Specialty embedded events such as the Embedded Systems Conference focus more on components and operating systems; other shows such as Medical Design & Manufacturing aim to bring together both the components and production equipment used in medical applications. Unfortunately, attending every trade show that pertains peripherally to machine vision and image processing is not possible for most engineers or engineering managers.

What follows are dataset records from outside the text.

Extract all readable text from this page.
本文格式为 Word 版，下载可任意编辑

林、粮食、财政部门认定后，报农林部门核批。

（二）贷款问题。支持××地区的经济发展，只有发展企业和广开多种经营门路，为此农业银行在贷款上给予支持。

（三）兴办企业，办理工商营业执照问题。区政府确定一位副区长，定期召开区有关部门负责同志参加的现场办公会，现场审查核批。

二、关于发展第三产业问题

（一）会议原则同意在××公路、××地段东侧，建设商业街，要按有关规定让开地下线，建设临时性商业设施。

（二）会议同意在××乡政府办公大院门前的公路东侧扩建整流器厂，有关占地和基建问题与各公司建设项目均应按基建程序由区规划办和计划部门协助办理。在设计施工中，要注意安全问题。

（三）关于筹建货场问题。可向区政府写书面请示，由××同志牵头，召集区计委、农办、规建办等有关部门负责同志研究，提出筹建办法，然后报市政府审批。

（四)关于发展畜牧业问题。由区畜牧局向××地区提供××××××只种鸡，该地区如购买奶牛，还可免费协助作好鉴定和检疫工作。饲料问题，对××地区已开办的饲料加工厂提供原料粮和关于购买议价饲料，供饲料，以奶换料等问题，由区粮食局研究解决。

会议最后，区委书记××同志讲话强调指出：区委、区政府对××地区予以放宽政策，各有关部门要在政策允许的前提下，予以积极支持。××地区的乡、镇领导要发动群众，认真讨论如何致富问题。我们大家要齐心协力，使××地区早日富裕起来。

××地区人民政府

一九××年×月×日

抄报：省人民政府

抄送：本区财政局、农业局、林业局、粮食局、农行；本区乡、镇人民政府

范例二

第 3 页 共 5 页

Despite the power of search engines such as Google, the variety of options or companies that assist in the design of embedded imaging or machine-vision systems is not immediately apparent. On a recent trip to New York, for example, I uncovered two companies involved in embedded system design. One, D3 Engineering (Rochester, NY, USA; www.d3engineering.com), provides DSP engineering services based on the Texas Instruments range of DSPs to companies involved in machine-vision, automotive, and medical markets. With a camera-development kit and SDK, the company currently supports more than 20 different imager types for embedded imaging applications. The other, Imaging Solutions Group (ISG; Fairport, NY, USA; www.isgchips.com) had designed a portable arthroscope based on a custom CMOS color imager that you can read about on page 20 of this issue.

Unsung heroes
Products such as those from D3 Engineering and ISG thus appear as specialized cameras or products from companies in the medical market. However, there remains a general lack of awareness of these engineering companies by those who may require their services. The reason is twofold: these companies are relatively small and do not have the time or money to spend on self-promotion, and, because no trade show specifically targets embedded imaging, their full capabilities cannot be readily displayed. The very nature of trade shows and the limited budgets of most embedded-systems-design companies means an embedded vision show may not be viable.

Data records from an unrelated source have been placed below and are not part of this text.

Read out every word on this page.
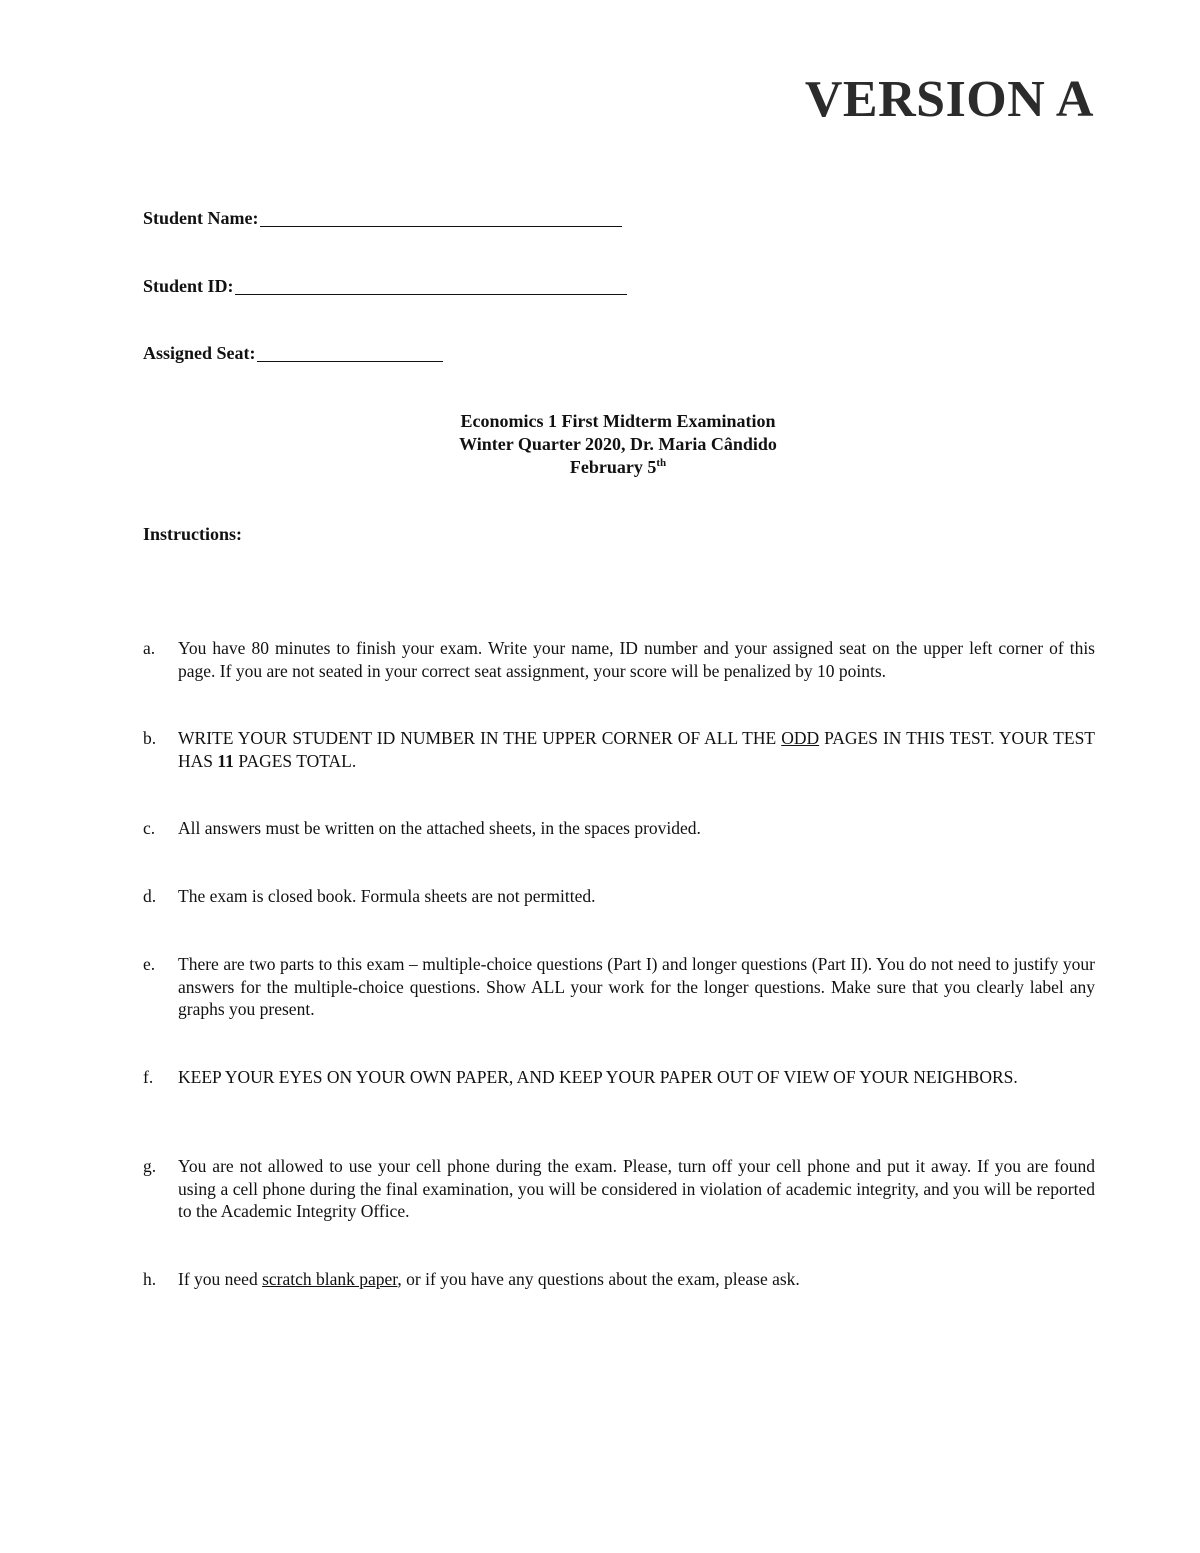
VERSION A
Student Name:
Student ID:
Assigned Seat:
Economics 1 First Midterm Examination
Winter Quarter 2020, Dr. Maria Cândido
February 5th
Instructions:
a.	You have 80 minutes to finish your exam. Write your name, ID number and your assigned seat on the upper left corner of this page. If you are not seated in your correct seat assignment, your score will be penalized by 10 points.
b.	WRITE YOUR STUDENT ID NUMBER IN THE UPPER CORNER OF ALL THE ODD PAGES IN THIS TEST. YOUR TEST HAS 11 PAGES TOTAL.
c.	All answers must be written on the attached sheets, in the spaces provided.
d.	The exam is closed book. Formula sheets are not permitted.
e.	There are two parts to this exam – multiple-choice questions (Part I) and longer questions (Part II). You do not need to justify your answers for the multiple-choice questions. Show ALL your work for the longer questions. Make sure that you clearly label any graphs you present.
f.	KEEP YOUR EYES ON YOUR OWN PAPER, AND KEEP YOUR PAPER OUT OF VIEW OF YOUR NEIGHBORS.
g.	You are not allowed to use your cell phone during the exam. Please, turn off your cell phone and put it away. If you are found using a cell phone during the final examination, you will be considered in violation of academic integrity, and you will be reported to the Academic Integrity Office.
h.	If you need scratch blank paper, or if you have any questions about the exam, please ask.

To promote their services, these specialized design houses often join partner programs created by vendors of imagers, DSPs, and software. By word of mouth, customers are referred to the custom embedded-design houses. However, those looking for help with their embedded designs are more likely to find resources from press releases, advertising, and trade-show presence from more established vendors. The reason, perhaps, is that companies involved in developing cameras, for example, are more likely to understand how to tailor their product for an embedded application.

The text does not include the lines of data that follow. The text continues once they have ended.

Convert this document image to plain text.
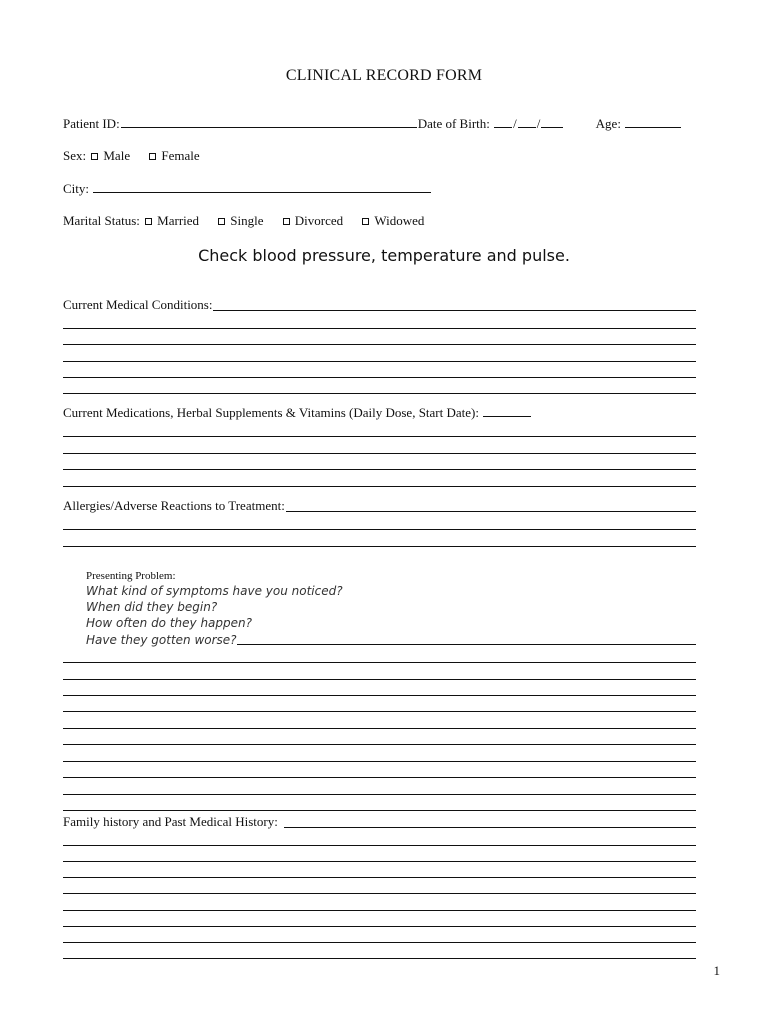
CLINICAL RECORD FORM
Patient ID:	Date of Birth: / /	Age:
Sex: Male Female
City:
Marital Status: Married Single Divorced Widowed
Check blood pressure, temperature and pulse.
Current Medical Conditions:
Current Medications, Herbal Supplements & Vitamins (Daily Dose, Start Date):
Allergies/Adverse Reactions to Treatment:
Presenting Problem:
What kind of symptoms have you noticed?
When did they begin?
How often do they happen?
Have they gotten worse?
Family history and Past Medical History:
1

While contract work by developers of embedded imaging systems may provide revenue for a few embedded-design companies, their end-user products may prove more lucrative for companies that have commissioned projects. To ensure the future of their companies, many have chosen to spin out the technology developed for others into new products. By doing so, companies previously thought of as specialized design houses will achieve the engineering recognition and financial rewards they deserve.